A montagem nasceu originalmente no Teatro Popular do Bonsucesso e foi apresentada pela primeira vez na Mostra Teatral de Olinda de 1995. No sábado (25), às 16 horas, a peça é encenada no bairro de Rio Doce, mais precisamente na avenida das Graças, em frente ao nº 800, ao lado da Escola João Matos Guimarães. No domingo (26), também às 16 horas, a apresentação sobe ao Alto da Sé para encenar em frente à Escola de Samba Preto Velho.
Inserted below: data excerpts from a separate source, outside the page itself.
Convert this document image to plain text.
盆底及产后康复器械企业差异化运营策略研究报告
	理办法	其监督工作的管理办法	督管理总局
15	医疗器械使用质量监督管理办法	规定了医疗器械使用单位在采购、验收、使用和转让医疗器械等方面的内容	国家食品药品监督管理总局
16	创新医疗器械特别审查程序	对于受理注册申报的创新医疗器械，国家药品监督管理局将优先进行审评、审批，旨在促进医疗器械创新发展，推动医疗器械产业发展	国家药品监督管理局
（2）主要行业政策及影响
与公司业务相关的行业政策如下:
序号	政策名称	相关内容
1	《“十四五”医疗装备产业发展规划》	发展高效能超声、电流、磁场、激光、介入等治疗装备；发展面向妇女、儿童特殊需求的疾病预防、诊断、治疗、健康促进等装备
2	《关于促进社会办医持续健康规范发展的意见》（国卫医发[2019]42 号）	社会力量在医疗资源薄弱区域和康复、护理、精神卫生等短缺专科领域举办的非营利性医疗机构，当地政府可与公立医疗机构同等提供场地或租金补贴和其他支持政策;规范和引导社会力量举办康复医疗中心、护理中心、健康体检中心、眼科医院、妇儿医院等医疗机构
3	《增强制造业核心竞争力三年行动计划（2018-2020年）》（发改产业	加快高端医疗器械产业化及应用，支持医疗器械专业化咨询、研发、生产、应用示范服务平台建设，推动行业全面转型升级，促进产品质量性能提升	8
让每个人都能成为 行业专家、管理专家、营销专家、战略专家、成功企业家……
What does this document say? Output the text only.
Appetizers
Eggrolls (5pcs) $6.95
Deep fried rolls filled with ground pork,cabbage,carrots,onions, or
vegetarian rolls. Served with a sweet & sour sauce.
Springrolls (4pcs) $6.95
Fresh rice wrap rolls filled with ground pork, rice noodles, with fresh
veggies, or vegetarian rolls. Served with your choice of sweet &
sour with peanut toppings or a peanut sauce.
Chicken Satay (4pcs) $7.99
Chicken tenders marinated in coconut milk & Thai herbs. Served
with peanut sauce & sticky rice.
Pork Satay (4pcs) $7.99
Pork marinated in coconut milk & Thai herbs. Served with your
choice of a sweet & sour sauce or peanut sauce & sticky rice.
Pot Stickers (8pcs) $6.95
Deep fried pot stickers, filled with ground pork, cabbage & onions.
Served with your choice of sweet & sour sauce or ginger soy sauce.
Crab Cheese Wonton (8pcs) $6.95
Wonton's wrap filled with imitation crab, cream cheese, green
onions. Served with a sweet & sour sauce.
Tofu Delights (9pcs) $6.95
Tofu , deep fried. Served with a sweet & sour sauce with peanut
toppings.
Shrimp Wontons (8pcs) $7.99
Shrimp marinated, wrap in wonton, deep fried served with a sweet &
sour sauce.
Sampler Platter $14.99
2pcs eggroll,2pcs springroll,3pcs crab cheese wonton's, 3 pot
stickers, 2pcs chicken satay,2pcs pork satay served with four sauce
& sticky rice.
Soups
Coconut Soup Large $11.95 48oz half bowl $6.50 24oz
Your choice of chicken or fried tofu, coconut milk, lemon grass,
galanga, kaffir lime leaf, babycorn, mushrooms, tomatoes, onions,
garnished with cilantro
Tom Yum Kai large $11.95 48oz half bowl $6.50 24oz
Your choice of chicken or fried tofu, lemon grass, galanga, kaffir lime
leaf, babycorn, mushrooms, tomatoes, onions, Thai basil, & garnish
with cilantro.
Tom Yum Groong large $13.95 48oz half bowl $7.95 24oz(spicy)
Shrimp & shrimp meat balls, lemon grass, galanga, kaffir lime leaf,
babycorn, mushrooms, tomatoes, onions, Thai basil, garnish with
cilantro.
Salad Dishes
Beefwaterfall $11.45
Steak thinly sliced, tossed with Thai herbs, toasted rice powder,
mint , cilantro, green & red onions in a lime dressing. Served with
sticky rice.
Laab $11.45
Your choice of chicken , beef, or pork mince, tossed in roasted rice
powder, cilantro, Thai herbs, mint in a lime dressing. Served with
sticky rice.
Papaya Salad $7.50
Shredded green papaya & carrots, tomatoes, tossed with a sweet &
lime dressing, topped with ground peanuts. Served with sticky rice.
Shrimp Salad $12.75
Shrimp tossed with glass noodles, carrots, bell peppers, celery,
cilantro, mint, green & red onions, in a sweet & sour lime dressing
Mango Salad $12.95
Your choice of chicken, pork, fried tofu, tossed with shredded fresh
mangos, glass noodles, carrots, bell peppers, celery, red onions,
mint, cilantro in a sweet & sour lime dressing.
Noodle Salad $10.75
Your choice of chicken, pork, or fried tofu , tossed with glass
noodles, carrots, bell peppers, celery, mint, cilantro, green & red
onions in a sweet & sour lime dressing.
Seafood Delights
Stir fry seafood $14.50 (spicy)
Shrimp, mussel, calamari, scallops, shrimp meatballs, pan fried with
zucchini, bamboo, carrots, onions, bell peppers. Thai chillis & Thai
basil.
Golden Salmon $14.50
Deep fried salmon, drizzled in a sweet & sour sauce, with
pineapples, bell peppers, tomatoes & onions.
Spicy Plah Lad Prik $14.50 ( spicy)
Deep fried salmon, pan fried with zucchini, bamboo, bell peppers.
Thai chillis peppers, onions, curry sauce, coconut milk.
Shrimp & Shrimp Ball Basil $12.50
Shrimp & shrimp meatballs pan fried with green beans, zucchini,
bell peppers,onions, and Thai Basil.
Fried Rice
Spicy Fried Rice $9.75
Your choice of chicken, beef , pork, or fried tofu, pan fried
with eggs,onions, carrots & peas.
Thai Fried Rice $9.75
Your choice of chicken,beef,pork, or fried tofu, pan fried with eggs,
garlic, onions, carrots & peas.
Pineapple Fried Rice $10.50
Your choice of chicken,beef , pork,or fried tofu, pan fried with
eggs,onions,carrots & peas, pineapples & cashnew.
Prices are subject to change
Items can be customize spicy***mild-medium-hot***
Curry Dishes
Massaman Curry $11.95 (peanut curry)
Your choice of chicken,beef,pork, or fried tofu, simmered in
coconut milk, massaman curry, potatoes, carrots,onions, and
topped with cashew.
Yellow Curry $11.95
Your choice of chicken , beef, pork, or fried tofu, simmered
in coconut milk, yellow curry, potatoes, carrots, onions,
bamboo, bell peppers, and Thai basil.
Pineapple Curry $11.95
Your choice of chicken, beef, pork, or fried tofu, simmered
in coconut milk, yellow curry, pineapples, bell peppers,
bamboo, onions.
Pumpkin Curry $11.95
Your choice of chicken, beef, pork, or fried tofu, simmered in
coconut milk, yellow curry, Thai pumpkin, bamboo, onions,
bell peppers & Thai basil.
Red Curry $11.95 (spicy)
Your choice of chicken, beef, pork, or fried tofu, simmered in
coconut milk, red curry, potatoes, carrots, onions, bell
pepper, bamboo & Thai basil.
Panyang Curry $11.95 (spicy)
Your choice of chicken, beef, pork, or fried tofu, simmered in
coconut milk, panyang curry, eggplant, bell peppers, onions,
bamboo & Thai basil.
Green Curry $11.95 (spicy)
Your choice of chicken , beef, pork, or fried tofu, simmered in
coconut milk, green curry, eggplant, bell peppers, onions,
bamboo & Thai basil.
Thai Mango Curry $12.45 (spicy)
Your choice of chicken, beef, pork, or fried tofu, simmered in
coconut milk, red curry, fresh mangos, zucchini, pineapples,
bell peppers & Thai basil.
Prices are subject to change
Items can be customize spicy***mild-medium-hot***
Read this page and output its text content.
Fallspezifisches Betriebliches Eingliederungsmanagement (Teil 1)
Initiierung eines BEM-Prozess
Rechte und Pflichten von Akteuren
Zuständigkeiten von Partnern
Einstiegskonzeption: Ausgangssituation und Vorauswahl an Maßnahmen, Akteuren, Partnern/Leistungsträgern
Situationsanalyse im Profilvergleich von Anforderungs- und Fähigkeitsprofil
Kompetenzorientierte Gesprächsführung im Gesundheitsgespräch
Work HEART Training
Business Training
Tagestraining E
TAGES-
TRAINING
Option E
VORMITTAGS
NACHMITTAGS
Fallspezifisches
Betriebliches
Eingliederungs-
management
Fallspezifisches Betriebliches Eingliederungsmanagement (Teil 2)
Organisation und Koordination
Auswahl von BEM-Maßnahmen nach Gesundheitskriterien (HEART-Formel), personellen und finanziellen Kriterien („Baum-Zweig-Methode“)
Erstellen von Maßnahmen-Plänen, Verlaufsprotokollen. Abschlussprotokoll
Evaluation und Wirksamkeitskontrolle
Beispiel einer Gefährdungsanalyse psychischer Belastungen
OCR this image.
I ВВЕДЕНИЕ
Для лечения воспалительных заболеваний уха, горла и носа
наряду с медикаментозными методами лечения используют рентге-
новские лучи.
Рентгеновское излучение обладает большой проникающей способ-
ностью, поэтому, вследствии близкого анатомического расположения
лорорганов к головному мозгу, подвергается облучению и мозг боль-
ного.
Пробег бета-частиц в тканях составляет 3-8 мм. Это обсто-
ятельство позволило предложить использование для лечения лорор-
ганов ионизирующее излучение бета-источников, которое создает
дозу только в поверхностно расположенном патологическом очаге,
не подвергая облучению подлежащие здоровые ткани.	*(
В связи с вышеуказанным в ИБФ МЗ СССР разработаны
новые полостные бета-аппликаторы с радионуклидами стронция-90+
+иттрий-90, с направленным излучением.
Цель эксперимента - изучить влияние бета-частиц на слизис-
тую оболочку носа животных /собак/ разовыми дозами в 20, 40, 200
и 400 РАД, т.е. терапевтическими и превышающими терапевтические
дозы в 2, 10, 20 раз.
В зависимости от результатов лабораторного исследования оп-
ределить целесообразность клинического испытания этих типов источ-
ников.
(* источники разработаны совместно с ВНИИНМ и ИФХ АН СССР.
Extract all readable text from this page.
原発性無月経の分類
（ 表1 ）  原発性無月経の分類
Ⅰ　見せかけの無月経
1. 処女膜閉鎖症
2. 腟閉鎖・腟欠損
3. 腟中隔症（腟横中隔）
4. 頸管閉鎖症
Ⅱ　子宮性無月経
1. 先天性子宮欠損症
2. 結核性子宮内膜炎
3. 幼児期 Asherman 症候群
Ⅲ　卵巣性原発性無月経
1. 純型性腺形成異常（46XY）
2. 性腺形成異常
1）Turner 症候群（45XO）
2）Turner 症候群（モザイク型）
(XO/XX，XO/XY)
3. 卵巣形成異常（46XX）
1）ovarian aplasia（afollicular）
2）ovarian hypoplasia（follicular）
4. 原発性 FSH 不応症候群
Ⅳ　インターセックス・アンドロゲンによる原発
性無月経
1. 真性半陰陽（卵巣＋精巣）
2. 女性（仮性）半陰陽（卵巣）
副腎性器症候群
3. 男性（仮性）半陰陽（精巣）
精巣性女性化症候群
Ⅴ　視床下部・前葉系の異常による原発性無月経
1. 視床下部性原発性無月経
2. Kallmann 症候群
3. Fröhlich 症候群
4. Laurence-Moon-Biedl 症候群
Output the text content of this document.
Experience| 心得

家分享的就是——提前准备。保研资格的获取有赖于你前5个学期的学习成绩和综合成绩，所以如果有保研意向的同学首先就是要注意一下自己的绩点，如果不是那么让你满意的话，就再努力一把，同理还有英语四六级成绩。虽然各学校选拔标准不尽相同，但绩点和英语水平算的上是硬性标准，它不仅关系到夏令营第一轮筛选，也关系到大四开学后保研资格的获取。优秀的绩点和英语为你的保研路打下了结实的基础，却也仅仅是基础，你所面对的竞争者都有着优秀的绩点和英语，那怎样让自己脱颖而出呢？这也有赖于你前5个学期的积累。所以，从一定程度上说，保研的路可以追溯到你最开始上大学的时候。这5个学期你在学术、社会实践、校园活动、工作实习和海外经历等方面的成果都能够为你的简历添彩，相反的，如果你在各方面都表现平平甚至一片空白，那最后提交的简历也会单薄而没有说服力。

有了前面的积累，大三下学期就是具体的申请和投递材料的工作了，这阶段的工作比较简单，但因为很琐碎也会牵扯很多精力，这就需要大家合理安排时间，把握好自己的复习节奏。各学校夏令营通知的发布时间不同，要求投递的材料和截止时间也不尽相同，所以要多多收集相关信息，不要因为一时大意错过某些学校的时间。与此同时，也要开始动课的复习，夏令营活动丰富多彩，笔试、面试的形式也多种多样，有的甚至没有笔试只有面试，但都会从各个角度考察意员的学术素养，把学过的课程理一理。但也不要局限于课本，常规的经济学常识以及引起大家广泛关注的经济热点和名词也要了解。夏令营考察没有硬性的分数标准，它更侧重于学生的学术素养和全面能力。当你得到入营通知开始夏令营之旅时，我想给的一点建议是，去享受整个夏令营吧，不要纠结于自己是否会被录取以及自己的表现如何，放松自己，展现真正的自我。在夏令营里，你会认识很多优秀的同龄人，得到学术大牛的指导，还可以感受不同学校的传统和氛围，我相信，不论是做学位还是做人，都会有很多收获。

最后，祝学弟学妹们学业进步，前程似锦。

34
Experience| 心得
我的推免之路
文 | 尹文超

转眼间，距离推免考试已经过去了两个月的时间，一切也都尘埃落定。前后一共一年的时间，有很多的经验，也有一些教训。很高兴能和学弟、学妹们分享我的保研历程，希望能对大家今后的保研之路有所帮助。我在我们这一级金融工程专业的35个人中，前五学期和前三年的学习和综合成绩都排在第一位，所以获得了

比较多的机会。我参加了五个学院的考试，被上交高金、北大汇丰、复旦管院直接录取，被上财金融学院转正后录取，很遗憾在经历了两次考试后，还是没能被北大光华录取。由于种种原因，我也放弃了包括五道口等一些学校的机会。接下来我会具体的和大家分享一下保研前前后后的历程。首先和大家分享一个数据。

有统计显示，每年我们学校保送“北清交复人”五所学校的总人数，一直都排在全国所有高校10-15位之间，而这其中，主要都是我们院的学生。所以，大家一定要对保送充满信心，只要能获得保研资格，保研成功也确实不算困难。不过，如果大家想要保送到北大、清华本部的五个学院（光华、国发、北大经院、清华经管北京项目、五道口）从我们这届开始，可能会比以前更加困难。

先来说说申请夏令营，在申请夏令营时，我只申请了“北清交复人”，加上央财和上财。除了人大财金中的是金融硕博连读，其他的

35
E no próximo sábado (1º de novembro) chegam ao Polo Cultural da Cidade Tabajara.

Ivo Rodrigues, diretor do Grupo de Atores Independentes, destaca a importância de deslocar o espetáculo de dentro do “teatro de caixa” para o espaço público. “O teatro de rua tem papel fundamental: ele sai do espaço fechado e se adapta às realidades do dia a dia. E Ariano Suassuna traduz com maestria o espírito do povo pernambucano: humor afiado, crítica social e sabedoria popular”, diz Rodrigues.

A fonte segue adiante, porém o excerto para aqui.